Important Context and/or Definitions
- Sometimes, we start a research paper by explaining necessary background info, a term or theory that's central to your analysis, historical context, or other information that frames your subject.
Different Organizational Strategies for the Body
- Organize by Perspectives: Some people say X, whereas others say Y. Explain each side, how they relate, then evaluate/analyze them in relation to your argument/perspective;
- Organize by Evidence: evidence that supports your claim versus evidence that complicates it; in this scenario, you could start with the most persuasive or the least and build an argument.
- Organize by Points: This means, you’ve spent time and have come up with three categories, or three important elements of the debate on X, or three possible solutions to problem Y, or three things that no one is talking about in regards to M. Then each point is like a sub-section that requires synthesizing the sources that are useful for it. (e.g., policy reform at the national level, state level, local level)
- Organize by Sections: Sometimes it helps to break your research question into larger sections of a topic. For example, the following questions could each be a section in an essay on language discrimination: What is language discrimination?

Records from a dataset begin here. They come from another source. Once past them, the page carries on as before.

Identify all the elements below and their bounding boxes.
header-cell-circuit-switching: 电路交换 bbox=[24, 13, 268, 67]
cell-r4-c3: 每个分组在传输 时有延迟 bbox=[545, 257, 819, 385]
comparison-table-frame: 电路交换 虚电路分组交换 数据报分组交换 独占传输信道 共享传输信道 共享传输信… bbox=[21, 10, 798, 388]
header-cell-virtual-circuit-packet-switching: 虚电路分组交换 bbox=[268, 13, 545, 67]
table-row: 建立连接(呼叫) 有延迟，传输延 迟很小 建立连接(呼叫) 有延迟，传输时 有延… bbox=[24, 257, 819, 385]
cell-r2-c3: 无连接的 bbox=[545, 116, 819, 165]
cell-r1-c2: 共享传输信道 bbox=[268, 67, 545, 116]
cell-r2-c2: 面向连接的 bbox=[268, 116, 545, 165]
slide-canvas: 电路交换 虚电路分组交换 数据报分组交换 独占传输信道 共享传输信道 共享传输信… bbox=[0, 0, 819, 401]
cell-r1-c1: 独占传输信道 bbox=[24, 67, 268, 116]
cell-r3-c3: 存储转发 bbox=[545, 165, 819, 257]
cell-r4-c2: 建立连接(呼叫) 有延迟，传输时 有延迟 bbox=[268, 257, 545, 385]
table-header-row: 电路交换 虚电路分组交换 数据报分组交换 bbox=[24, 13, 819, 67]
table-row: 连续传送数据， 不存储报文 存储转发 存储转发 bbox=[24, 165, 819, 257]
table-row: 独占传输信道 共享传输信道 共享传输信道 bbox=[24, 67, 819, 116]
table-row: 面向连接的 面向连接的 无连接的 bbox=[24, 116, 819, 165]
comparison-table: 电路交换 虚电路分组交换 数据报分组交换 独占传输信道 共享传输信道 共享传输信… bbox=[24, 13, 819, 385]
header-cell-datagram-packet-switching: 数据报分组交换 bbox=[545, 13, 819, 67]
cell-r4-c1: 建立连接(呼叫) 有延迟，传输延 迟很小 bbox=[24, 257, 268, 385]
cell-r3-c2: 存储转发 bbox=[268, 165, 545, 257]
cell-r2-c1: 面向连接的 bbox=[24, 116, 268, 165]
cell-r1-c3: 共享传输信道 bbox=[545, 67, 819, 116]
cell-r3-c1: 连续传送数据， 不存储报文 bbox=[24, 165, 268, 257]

Why does it happen? Who faces it? What are potential solutions?
Conclusion
A strong conclusion does MORE than just restating what you’ve already said. A strong conclusion pushes forward your work in small ways. Here are some moves you might use for your conclusion:
- Return to your thesis and try to consider why your findings are important: what do they help us better understand or do? That is, so what? What are the implications of what you’ve said? Why should readers care?
- Who would benefit from reading the work you’ve done? And, how will they benefit?
- What other work (research, solutions, actions, etc.) still needs to be done? Or, are there any limitations to what you have said and done?